The authors also examined a serum marker for neural degeneration called neurofilament light chain (sNfL). While not specific for MS, this marker can be found in the blood up to 6 years before an MS diagnosis and may reflect the very early stages of the disease process. The 35 EBV-negative individuals who went on to develop MS had normal levels of sNfL initially followed by a significant increase after EBV infection. In contrast, the control group had initial levels of sNfL similar to the pre-EBV MS group but showed no increase in sNfL after EBV infection. These findings support the conclusion that EBV infection in some individuals triggers a response that initiates neural damage that can proceed to clinical MS years after the infection.

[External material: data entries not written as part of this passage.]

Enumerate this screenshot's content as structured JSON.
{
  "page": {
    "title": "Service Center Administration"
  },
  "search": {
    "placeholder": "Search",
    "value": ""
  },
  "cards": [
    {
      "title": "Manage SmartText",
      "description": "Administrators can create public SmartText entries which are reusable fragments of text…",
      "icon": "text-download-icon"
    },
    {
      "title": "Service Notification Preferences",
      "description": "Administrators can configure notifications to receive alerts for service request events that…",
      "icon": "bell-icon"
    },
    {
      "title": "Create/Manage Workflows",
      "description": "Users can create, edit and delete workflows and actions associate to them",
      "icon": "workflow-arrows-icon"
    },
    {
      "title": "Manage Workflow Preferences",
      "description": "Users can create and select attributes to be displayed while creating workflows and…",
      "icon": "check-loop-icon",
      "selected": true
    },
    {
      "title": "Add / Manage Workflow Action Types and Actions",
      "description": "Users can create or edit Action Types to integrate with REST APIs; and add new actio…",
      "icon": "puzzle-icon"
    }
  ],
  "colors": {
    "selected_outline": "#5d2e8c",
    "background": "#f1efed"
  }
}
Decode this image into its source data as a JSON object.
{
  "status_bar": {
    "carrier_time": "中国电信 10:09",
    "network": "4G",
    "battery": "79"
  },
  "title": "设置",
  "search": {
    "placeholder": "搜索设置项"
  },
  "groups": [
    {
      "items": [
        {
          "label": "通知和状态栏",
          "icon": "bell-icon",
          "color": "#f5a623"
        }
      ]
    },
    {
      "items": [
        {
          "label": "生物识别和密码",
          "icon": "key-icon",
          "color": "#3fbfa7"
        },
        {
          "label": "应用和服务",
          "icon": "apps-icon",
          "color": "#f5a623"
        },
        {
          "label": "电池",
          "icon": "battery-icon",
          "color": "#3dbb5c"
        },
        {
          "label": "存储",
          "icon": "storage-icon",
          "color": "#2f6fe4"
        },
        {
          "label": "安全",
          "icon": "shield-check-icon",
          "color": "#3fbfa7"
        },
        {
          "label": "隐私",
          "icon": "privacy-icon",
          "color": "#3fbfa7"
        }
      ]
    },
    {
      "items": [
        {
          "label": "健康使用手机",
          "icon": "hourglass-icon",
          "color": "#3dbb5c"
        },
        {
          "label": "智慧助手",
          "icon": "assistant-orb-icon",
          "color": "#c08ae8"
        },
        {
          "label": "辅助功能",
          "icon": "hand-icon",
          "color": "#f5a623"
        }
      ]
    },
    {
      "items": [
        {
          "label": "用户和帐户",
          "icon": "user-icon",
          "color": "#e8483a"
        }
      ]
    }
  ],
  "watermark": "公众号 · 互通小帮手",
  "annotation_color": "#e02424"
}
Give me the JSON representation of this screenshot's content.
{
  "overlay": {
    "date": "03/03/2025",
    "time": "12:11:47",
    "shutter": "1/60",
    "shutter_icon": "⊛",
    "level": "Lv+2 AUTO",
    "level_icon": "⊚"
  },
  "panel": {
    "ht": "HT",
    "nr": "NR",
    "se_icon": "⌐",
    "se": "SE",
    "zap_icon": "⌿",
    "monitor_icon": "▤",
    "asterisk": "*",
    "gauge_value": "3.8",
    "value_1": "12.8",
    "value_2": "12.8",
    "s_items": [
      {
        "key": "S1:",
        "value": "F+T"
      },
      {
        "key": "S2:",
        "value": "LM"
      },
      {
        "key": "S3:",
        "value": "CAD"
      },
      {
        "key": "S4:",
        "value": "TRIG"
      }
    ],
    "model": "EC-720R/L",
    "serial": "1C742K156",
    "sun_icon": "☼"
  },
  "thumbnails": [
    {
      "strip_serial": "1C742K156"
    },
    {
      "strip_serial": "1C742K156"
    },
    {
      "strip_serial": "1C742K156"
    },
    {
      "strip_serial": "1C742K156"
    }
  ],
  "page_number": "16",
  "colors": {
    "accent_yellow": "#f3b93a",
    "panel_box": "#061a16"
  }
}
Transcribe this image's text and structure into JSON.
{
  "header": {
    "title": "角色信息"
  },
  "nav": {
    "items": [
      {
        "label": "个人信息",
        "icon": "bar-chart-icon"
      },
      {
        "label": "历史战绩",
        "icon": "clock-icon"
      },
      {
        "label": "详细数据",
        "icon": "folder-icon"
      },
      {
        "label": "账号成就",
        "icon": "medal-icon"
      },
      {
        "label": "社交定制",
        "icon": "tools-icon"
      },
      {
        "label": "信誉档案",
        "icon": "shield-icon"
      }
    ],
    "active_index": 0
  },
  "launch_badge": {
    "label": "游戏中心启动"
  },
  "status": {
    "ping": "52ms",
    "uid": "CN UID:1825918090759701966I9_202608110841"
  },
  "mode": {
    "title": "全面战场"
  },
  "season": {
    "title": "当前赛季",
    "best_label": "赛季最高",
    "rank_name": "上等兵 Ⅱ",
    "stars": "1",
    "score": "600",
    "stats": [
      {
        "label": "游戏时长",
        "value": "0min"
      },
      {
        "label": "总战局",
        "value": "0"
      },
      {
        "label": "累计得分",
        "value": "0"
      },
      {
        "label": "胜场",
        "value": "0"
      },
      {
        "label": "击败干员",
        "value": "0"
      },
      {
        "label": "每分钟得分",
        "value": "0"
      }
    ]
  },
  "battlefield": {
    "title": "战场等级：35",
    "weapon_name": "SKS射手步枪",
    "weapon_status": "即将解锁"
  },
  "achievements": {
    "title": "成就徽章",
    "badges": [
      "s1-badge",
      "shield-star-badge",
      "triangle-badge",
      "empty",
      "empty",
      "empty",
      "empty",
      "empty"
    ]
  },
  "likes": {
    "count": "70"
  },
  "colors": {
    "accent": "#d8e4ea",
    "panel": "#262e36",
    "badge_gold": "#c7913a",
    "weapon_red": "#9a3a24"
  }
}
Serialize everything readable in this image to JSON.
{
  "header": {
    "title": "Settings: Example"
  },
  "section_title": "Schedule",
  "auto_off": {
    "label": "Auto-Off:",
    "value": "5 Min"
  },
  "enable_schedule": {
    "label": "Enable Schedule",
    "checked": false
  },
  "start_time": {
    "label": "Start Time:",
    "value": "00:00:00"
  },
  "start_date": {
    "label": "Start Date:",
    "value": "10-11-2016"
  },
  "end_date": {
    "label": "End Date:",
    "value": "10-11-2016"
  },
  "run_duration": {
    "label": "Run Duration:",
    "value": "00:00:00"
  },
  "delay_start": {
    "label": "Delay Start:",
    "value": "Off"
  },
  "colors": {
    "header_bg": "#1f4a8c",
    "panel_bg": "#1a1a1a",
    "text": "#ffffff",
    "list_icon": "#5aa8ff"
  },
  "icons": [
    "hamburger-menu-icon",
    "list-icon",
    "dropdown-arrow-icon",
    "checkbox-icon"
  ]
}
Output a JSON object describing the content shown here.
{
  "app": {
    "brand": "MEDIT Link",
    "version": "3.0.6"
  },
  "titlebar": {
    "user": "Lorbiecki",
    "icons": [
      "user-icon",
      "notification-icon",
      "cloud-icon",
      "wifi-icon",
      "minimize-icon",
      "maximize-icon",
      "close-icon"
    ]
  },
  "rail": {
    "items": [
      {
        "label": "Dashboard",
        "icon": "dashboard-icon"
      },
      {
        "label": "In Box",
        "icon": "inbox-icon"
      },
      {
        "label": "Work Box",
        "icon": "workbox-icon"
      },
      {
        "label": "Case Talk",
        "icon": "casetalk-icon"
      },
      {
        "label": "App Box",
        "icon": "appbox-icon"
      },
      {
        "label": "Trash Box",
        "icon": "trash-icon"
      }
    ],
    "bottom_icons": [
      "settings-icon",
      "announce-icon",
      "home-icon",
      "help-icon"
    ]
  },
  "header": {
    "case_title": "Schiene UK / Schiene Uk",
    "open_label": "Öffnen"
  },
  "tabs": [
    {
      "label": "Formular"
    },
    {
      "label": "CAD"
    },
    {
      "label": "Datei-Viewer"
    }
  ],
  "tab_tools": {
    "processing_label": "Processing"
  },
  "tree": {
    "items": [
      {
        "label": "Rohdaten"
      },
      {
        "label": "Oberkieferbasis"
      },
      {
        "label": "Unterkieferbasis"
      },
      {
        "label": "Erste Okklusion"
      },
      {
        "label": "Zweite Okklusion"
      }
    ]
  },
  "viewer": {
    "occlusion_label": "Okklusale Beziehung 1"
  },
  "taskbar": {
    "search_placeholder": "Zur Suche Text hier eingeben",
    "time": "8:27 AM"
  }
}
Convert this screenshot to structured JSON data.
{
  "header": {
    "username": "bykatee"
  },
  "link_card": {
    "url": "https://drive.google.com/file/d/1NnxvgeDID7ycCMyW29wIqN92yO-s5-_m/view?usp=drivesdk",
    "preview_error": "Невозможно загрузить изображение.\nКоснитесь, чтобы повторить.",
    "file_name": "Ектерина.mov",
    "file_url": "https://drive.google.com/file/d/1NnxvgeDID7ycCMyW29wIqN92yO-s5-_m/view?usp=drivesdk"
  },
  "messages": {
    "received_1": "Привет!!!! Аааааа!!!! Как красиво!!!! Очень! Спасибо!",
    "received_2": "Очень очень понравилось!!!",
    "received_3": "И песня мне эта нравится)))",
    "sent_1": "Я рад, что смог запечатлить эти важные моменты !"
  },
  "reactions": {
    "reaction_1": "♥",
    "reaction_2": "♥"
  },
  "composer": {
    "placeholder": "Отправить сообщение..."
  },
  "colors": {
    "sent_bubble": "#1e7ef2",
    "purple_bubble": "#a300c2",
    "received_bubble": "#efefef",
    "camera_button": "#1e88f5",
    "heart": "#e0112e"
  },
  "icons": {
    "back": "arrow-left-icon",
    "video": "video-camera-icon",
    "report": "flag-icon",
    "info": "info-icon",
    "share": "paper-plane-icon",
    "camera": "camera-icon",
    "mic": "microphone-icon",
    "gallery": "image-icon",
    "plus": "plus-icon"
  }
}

Overall, this new study adds strong evidence for the role of EBV in most if not all cases of MS. Lacking still is the underlying mechanism by which EBV infection can trigger MS. It has been speculated that maybe for some people, the immune response to certain EBV proteins causes a cross-reaction against myelin. While certainly possible, the specific role of EBV in MS and the interplay of EBV with other risk factors still needs further study. On a positive note, if EBV is the dominant risk factor, then preventing EBV infections would greatly reduce if not eliminate MS. Several EBV vaccines are in development, including an RNA-based vaccine from Moderna. Maybe someday vaccines will make EBV infection a rarity along with both IM and MS.